Spoilers Ahead: The Entertainment District Arc has been the best Demon Slayer has gotten, but that doesn't mean its very high. A lot of my issues with Demon Slayer are addressed in this next season, the most noticeable change being the pacing. The first season spans over 26 episodes while this season is only 11. This is mostly due to the first season having 3 arcs. All of which move at a horrible pace that keeps you in one place too long mostly due to budget saving techniques like the cardinal sin move of replaying the same scene twice. Now it does appear at times in this arc as well which is strange due to only having 11 episodes. As for the plot, it doesn't move too quickly or too slowly. It has an alright pacing. Zenitsu also isn't an unbearable piece of shit for most of the season and Tanjiro doesn't have any dense MC moments either so also an improvement on characters and tropes I can't stand.
However, this season also continues to frustrate me from a story and character perspective, most notably in Nezuko. She has become a walking plot device that logically doesn't make sense. The fact that the one thing the heroes need to live is to remedy the poison and it just so happens that Nezuko can fucking cure poison is so lazily written and contrived. Same can be said for how powerful she is when she goes big-tittied flower branch mode. She realistically should not be able to have regenerative powers on par with a demon who's eaten countless victims. The writing is so lazy when it comes to Nezuko due to the fact that everything can be "explained" by she's an anomaly. Now that would be my biggest gripe with this season.

As for the animation, Abe does make a very stellar final showdown that does what it was created to do, create hype. That being said, the season as a whole is weighed down by budget cutting techniques that I noticed them pulling a lot. Such as Tanjiro getting launched outside a building to be met with a 3D render that stays constant throughout its journey.
Or the large amount of still frames with only 3D objects moving. It feels off and jank. The majority of the season having very normal or just meh animation. All together I'm willing to say that the animation ends at around average to upper average level with the two cancelling each other out for the most part. It truly feels like Demon Slayer was made for a format that cuts away all the fat and just throws the story at you fast. Because all of the fat doesn't feel deep, add depth to characters, it just serves to move the plot along.
Demon Slayer does finally do something that any decent story can do, write a character arc and backstory properly. The main demon, not Daki, has a proper retelling of how he came to be. He was a monster who lashed out at the world for making him into one, but at the end of the day they don't want you to have sympathy for him. It's genuinely well done just from the fact that they don't try to give the demons a tragic backstory that's supposed to make you feel bad for them- fuck no. They murder countless people of course they're unredeemable.
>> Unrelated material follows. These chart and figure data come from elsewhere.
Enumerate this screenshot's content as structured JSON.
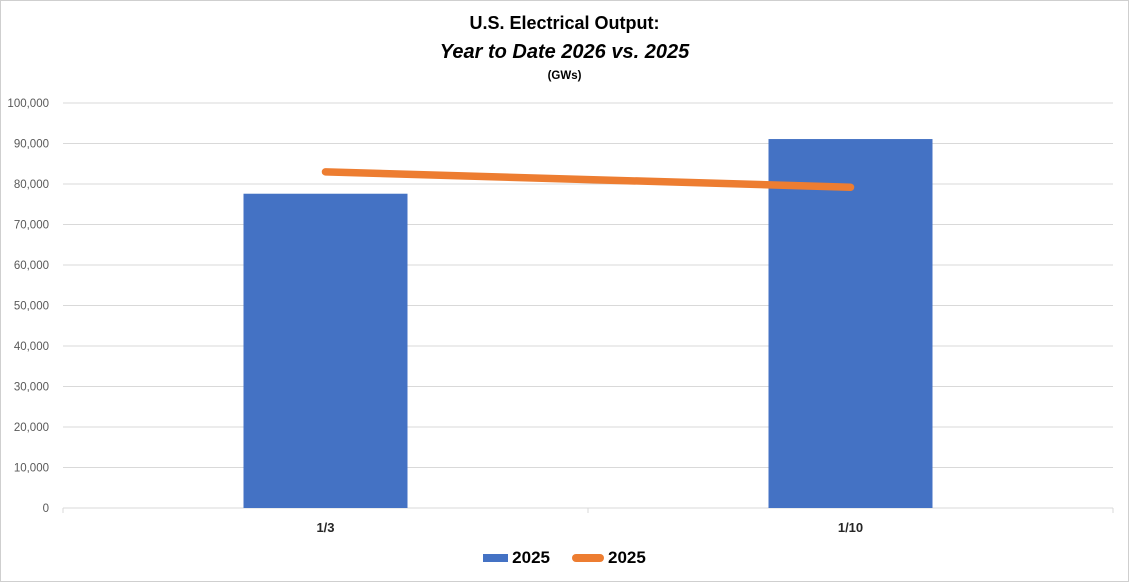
{
  "title": {
    "line1": "U.S. Electrical Output:",
    "line2": "Year to Date 2026 vs. 2025",
    "unit": "(GWs)"
  },
  "legend": {
    "position": "bottom",
    "items": [
      {
        "label": "2025",
        "marker": "bar-swatch",
        "color": "#4472C4"
      },
      {
        "label": "2025",
        "marker": "line-swatch",
        "color": "#ED7D31"
      }
    ]
  },
  "chart_data": {
    "type": "combo",
    "title": "U.S. Electrical Output: Year to Date 2026 vs. 2025",
    "subtitle": "(GWs)",
    "xlabel": "",
    "ylabel": "",
    "categories": [
      "1/3",
      "1/10"
    ],
    "series": [
      {
        "name": "2025",
        "type": "bar",
        "color": "#4472C4",
        "values": [
          77600,
          91100
        ]
      },
      {
        "name": "2025",
        "type": "line",
        "color": "#ED7D31",
        "values": [
          83000,
          79200
        ]
      }
    ],
    "ylim": [
      0,
      100000
    ],
    "grid": true,
    "legend_position": "bottom",
    "y_ticks": [
      {
        "value": 0,
        "label": "0"
      },
      {
        "value": 10000,
        "label": "10,000"
      },
      {
        "value": 20000,
        "label": "20,000"
      },
      {
        "value": 30000,
        "label": "30,000"
      },
      {
        "value": 40000,
        "label": "40,000"
      },
      {
        "value": 50000,
        "label": "50,000"
      },
      {
        "value": 60000,
        "label": "60,000"
      },
      {
        "value": 70000,
        "label": "70,000"
      },
      {
        "value": 80000,
        "label": "80,000"
      },
      {
        "value": 90000,
        "label": "90,000"
      },
      {
        "value": 100000,
        "label": "100,000"
      }
    ],
    "colors": {
      "gridline": "#D9D9D9",
      "axis_line": "#D9D9D9",
      "y_tick_label": "#595959",
      "x_tick_label": "#262626"
    }
  }
}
A huge problem with the demons, that was proved in this actually compelling backstory, is the fact that I only actually seem to give a shit about the demon after they're dead. If I had learned of the demon's past before or at the very latest, at the start of the battle, then I would have found the battle to be much more compelling. Knowing the backstory of both sides clashing to a fight to the death is much more interesting than one character being explored while the other is just labeled "a tough foe."
They also employ a lot of "bullshittery" for lack of a better term with how they treat fake out deaths. Inosuke had the biggest bullshit moment when he says to have moved his heart from getting stabbed. Despite the fact that he did not see the attack coming, being snuck up behind. We see Inosuke getting stabbed before we even see the Demon. It's as sudden to the characters as it is the viewer. So him saying, "nah I'm good I moved that shit before he got me" is complete nonsense and now makes the moment feel cheap and lazy from the writer to add fake tension and move the scales of the fight.

Speaking of which my biggest gripe with Demon Slayer as a whole would be the surface level storytelling in general. Let's take the scales of power during the final fight. Attack on Titan Season 3 Part 2 implements this technique and fully utilizes it to play with the viewer's emotions on whether or not the good guys will win and hoping at every moment everyone makes it out safe. Demon Slayer incorporates this by simply faking out character deaths to then bring them back. It's the most surface level writing you can employ for this kind of fight. The same can be said about most of my issues with this season, its just not logical, explained or implemented well, or just surface level. That is why it stays around the range it's at, it does not truly offer anything of real substance besides its final fight and demon backstory that's shown too late. The fight itself is a spectacle but it cannot save an entire season of just meh and alright.